We further conclude that the warrantless entry by police into defendant's residence was justified by probable cause and exigent circumstances (see People v Burr, 124 AD2d 5, 8 [1987], affd 70 NY2d 354 [1987], cert denied 485 US 989 [1988]; cf. People v Kilgore, 21 AD3d 1257 [2005]). Although police had defendant in custody, they had probable cause to believe that a large quantity of illegal drugs and weapons were in the residence. Defendant was arrested in view of his residence and therefore the peaceful police entry into defendant's residence to ascertain whether others were inside who could destroy evidence or endanger the safety of police was not unreasonable (see Illinois v McArthur, 531 US 326, 331-332 [2001]; Burr, 124 AD2d at 8-9). We note in addition "that securing a dwelling, on the basis of probable cause, to prevent the destruction or removal of evidence while a search warrant is being sought is not itself an unreasonable seizure of either the dwelling or its contents" (Segura v United States, 468 US 796, 810 [1984]; see generally People v Arnau, 58 NY2d 27, 36-37 [1982], cert denied after remand 468 US 1217 [1984]).

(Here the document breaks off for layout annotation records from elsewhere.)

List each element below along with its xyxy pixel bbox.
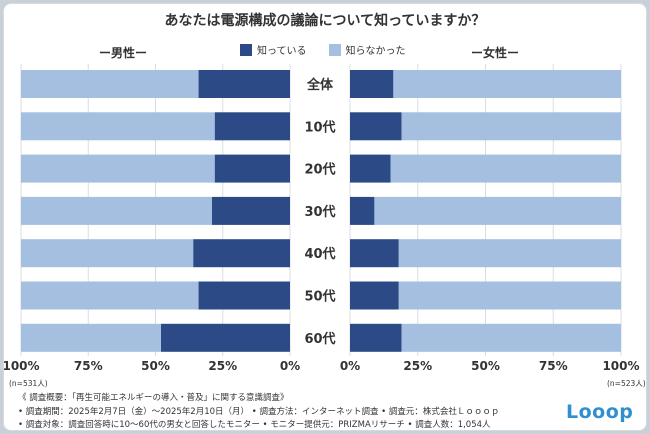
survey-note-3: • 調査対象：調査回答時に10〜60代の男女と回答したモニター • モニター提供… [18, 420, 491, 430]
female-bar-unknown-2 [390, 154, 621, 183]
category-label-4: 40代 [304, 246, 335, 262]
male-bar-known-1 [214, 112, 290, 141]
bar-chart: 全体 10代 20代 30代 40代 50代 60代 0% 0% 25% 25% 50% 50% 75% 7… [4, 64, 640, 373]
female-bar-unknown-5 [398, 281, 621, 310]
female-bar-unknown-4 [398, 239, 621, 268]
male-bar-known-3 [211, 196, 290, 225]
female-bar-known-3 [350, 196, 375, 225]
male-tick-label-75: 75% [74, 359, 103, 373]
male-bar-unknown-5 [21, 281, 199, 310]
category-label-2: 20代 [304, 162, 335, 178]
chart-title: あなたは電源構成の議論について知っていますか？ [164, 13, 486, 29]
female-bar-known-0 [350, 70, 394, 98]
female-section-label: ー女性ー [471, 46, 520, 60]
female-sample-size: (n=523人) [607, 379, 646, 388]
male-bar-known-4 [193, 239, 290, 268]
female-bar-unknown-1 [401, 112, 621, 141]
female-bar-known-4 [350, 239, 399, 268]
male-bar-unknown-6 [21, 323, 161, 352]
female-bar-known-5 [350, 281, 399, 310]
female-bar-known-2 [350, 154, 391, 183]
male-bar-unknown-4 [21, 239, 194, 268]
female-tick-label-100: 100% [602, 359, 639, 373]
male-bar-unknown-2 [21, 154, 215, 183]
legend: 知っている 知らなかった [240, 42, 428, 57]
legend-item-unknown: 知らなかった [328, 42, 406, 57]
male-tick-label-50: 50% [141, 359, 170, 373]
category-label-5: 50代 [304, 289, 335, 305]
male-bar-known-0 [198, 70, 290, 98]
category-label-1: 10代 [304, 119, 335, 135]
category-label-0: 全体 [306, 77, 334, 93]
female-bar-known-6 [350, 323, 402, 352]
looop-logo: Looop [566, 401, 634, 423]
female-tick-label-25: 25% [403, 359, 432, 373]
legend-swatch-known [240, 43, 252, 56]
female-bar-unknown-6 [401, 323, 621, 352]
male-section-label: ー男性ー [99, 46, 148, 60]
male-bar-known-6 [160, 323, 290, 352]
male-sample-size: (n=531人) [9, 379, 48, 388]
male-bar-unknown-0 [21, 70, 199, 98]
legend-label-unknown: 知らなかった [345, 46, 406, 57]
female-bar-unknown-3 [374, 196, 621, 225]
female-bar-unknown-0 [393, 70, 621, 98]
female-tick-label-75: 75% [539, 359, 568, 373]
male-bar-unknown-3 [21, 196, 212, 225]
legend-label-known: 知っている [257, 46, 307, 57]
chart-frame: あなたは電源構成の議論について知っていますか？ ー男性ー ー女性ー 知っている … [3, 3, 647, 431]
male-bar-known-2 [214, 154, 290, 183]
female-bar-known-1 [350, 112, 402, 141]
female-tick-label-0: 0% [340, 359, 360, 373]
male-bar-unknown-1 [21, 112, 215, 141]
category-label-3: 30代 [304, 204, 335, 220]
male-bar-known-5 [198, 281, 290, 310]
female-tick-label-50: 50% [471, 359, 500, 373]
legend-swatch-unknown [328, 43, 341, 56]
survey-note-1: 《 調査概要：「再生可能エネルギーの導入・普及」に関する意識調査》 [18, 393, 289, 403]
male-tick-label-25: 25% [208, 359, 237, 373]
male-tick-label-100: 100% [4, 359, 40, 373]
category-label-6: 60代 [304, 331, 335, 347]
legend-item-known: 知っている [240, 42, 307, 57]
male-tick-label-0: 0% [280, 359, 300, 373]
survey-note-2: • 調査期間：2025年2月7日（金）〜2025年2月10日（月） • 調査方法… [18, 407, 500, 417]
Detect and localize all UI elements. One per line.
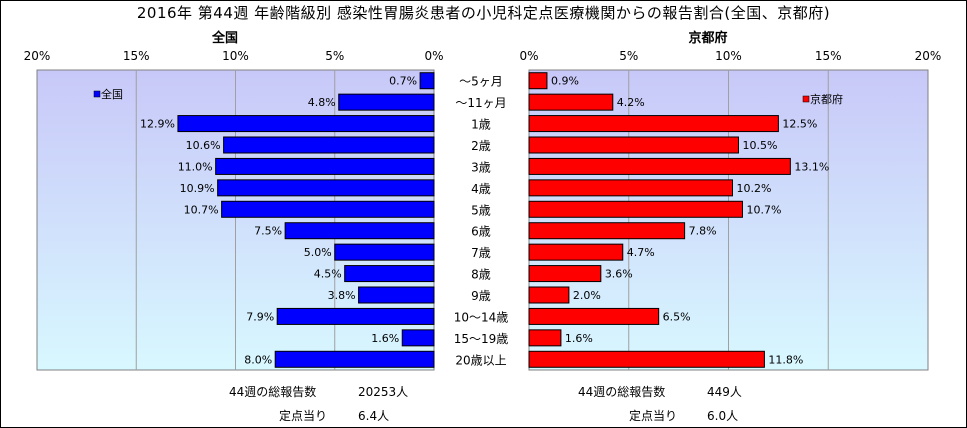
kyoto-value-label: 11.8% [768, 353, 803, 366]
national-value-label: 0.7% [389, 75, 417, 88]
category-label: 7歳 [471, 246, 491, 260]
kyoto-bar [528, 115, 779, 133]
national-bar [401, 329, 435, 347]
category-label: 10～14歳 [454, 310, 509, 324]
kyoto-bar [528, 307, 660, 325]
national-tick-label: 0% [424, 49, 443, 63]
national-value-label: 10.7% [184, 203, 219, 216]
kyoto-bar [528, 222, 686, 240]
category-label: 9歳 [471, 289, 491, 303]
national-bar [217, 179, 435, 197]
national-bar [284, 222, 435, 240]
national-legend-swatch [93, 90, 101, 98]
national-legend-label: 全国 [101, 87, 123, 101]
kyoto-bar [528, 72, 548, 90]
kyoto-bar [528, 136, 739, 154]
kyoto-bar [528, 265, 602, 283]
kyoto-value-label: 10.2% [736, 182, 771, 195]
category-label: 2歳 [471, 139, 491, 153]
category-label: 3歳 [471, 160, 491, 174]
national-bar [358, 286, 435, 304]
national-value-label: 1.6% [371, 332, 399, 345]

Because the aggregate weight of the cocaine recovered in the kitchen and the bedroom exceeds the statutory requirement of one-half ounce, we need not address defendant's further contention that the cocaine seized from the dining room should have been suppressed because its seizure was the product of an illegal search and not subject to the independent source doctrine (see generally Arnau, 58 NY2d at 34). In any event, we conclude that the record establishes that the search in the dining room prior to the arrival of the search warrant was conducted with defendant's consent. Present—Scudder, J.P., Martoche, Centra and Pine, JJ.